Need to get the list of popular options used with this command.
show firewall filter
uses the iptables –t filter –L -v
show firewall nat
iptables - displays the firewall rules if any (needs root equivalence).
uses the iptables –t nat-L –v
show hostname
Displays the hostname.
show ip [options]
Displays the DNS or IP settings.
show log backup
Displays log files to be backed up on the local file system.
Normally, log files are located at /backup/violationlogs
show module
lsmod – displays the kernel modules loaded.
show process [optional name/ID with wildcard support]
ps – Lists the active processes running on the system. Helpful when checking which processes are running and their statuses.
show process library [active process name/id]
ltrace – Attaches to an active process and prints out the dynamic library calls it is using during its run time.
show process stack [active process name/id]
pstack – Attaches to an active process and prints out an execution stack trace.
Just use the ID instead of the process name.
show process top
top – Lists the top processes running on a system at any specific time.
show process trace [active process name/id]
strace – Attaches to an active process and prints out the system calls it’s using during its run time.
show resource [process name/id]
plimit – Sets or gets the resource limits of a running process.
show statistic [interval]
vmstat – Reports information about processes, memory paging blocks, I/O traps, and CPU activity.
show statistic block_io
show statistic cpu
show statistic ethernet [Ethernet interface] [all] [n] [a]
netstat – Shows network statistics of the system.
n – not to resolve IP address to hostnames.
a – displays all sockets: listening and nonlistening.
all – displays all Ethernet interfaces.
default – displays packet information.
show statistic IO [interval]
iostat – Reports the I/O performance of the system.
show statistic memory
show statistic paging
show statistic process
show statistic traps
show system
sysctl – displays the kernel parameters.
show timezone
Displays the current time zone.
show uptime
Displays how long the system has been running.
show version
Command to list the version of the appliance software – includes both the DLPserver version and the OS version.
shutdown
Shuts down the server.
stop process [process id] [core]
kill – Used force-kill a process.
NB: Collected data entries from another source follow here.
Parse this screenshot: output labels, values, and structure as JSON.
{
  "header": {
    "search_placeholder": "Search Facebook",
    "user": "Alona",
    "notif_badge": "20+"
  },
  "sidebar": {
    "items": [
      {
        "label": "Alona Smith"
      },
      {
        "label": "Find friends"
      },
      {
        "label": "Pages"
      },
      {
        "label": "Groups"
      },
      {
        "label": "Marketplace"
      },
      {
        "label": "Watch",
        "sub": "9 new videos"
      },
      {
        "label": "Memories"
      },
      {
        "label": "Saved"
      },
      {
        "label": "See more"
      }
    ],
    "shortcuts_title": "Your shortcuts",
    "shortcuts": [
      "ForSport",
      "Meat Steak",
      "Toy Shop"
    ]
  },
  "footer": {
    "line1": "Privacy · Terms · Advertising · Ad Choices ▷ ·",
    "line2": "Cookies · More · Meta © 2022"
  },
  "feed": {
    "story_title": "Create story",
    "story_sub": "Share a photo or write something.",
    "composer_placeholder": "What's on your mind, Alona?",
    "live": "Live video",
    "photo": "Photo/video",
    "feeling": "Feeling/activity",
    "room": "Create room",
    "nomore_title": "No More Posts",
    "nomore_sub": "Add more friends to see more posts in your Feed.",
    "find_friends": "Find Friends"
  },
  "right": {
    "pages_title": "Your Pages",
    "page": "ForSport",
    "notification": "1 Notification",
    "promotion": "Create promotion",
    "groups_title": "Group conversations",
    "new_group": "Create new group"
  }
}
Helpful in situations where you want to force-generate a core file from a process.
If stop process is used without options - just kill the process using -9. If stop process is used with options [core] they will generate the core using -6. You must add the file management to allow Trend Micro to transfer the core file out.
tftp (support same OS format and syntax)
tftp – Helpful when you need to transfer files to a remote system via TFTP.
traceroute [ip address] [fqdn]
traceroute – tracks where the packet is dropped on the network using ICMP messages.